Lady Jane did not seem much moved by this intelligence, for the Follitts were a sporting family, and she had been used to their ways for a quarter of a century.
“I will speak to them,” she said, as if that would insure their necks.
At this point their eldest son came in quietly and sat down half-way between his father and mother. Colonel Follitt was a well-set-up, tough-looking man, who looked younger than his age and dressed just a little younger than he looked. There were a few lines in his face, his well-trimmed moustache was only just beginning to turn grey, and he had the eyes of a boy. His wife was neither fair nor dark, and quite as well-preserved as he, besides having the advantage of being ten years younger. But the eldest son of this good-looking couple seemed prematurely old. He was tall, thin, and dark, and had the general air and cut of a student. He could ride, because all the Follitts rode, and he shot as well as the average man who is asked to fill a place for a couple of days with an average shooting-party; but he much preferred Sanskrit to horses, and the Upanishads to a day on the moors. From sheer love of study he had passed for the Indian Civil Service after taking his degree; but instead of taking an appointment he had plunged into the dark sea of Sanskrit literature, and was apparently as much at home in that element as a young salmon in his native stream.
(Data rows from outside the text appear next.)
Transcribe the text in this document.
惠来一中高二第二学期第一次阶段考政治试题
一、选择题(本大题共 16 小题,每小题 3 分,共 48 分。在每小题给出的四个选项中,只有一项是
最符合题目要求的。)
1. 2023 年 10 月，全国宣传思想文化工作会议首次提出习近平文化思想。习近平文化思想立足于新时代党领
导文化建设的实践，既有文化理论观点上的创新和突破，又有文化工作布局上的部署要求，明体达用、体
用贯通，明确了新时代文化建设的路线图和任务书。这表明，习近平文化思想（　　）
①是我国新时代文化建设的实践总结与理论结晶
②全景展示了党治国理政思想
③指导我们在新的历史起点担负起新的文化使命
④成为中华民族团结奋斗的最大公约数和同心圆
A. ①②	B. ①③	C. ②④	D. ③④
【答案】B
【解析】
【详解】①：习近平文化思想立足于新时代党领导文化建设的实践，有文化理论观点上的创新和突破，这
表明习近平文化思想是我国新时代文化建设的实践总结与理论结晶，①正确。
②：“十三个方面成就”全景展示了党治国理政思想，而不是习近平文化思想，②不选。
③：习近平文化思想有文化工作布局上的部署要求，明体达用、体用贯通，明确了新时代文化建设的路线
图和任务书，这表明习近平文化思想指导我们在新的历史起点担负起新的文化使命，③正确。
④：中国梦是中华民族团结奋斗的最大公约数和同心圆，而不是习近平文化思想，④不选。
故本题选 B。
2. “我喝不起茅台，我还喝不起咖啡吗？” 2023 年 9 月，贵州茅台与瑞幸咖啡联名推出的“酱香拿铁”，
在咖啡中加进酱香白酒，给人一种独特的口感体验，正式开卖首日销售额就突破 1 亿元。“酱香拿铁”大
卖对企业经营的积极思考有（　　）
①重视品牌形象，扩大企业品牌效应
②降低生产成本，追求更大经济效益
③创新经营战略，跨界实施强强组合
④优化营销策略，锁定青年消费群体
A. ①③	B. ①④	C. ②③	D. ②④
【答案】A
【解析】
His father mildly said that the only thing that might have made him seem human would have been a little of the family susceptibility to feminine charm. But though he was heir to a good estate, he had not yet shown the least inclination to marry, and pretty governesses came and went unnoticed by him. Like most students, he was very fond of his home, but he made frequent journeys to London at all times of the year for the purpose of making researches in the British Museum. Even the most careful mother could feel little or no anxiety about such a son, and Lady Jane, for reasons of her own, sometimes wished that his brothers would take up their quarters in the neighbourhood of the British Museum for six months at a time.
She gave him his tea now, just as he liked it, and a long silence followed. He sat quite still, looking into his cup with the air of pleasant but melancholy satisfaction peculiar to students who have just left their books.
He looked up at last, towards his mother, with a far-away expression.
“By-the-bye,” he asked, “when is the new governess coming?”
A vague smile just moved Colonel Follitt’s neat moustache, but Lady Jane’s fine brow darkened.
“I am considering the question,” she answered, as a judge sometimes replies to a barrister’s clever insinuation, saying that the Court will “bear the point in mind.”
Noting her manner, and well understanding what it meant, Lionel thought it necessary to make some explanation.
“I was thinking of those girls,” he said with profound gravity.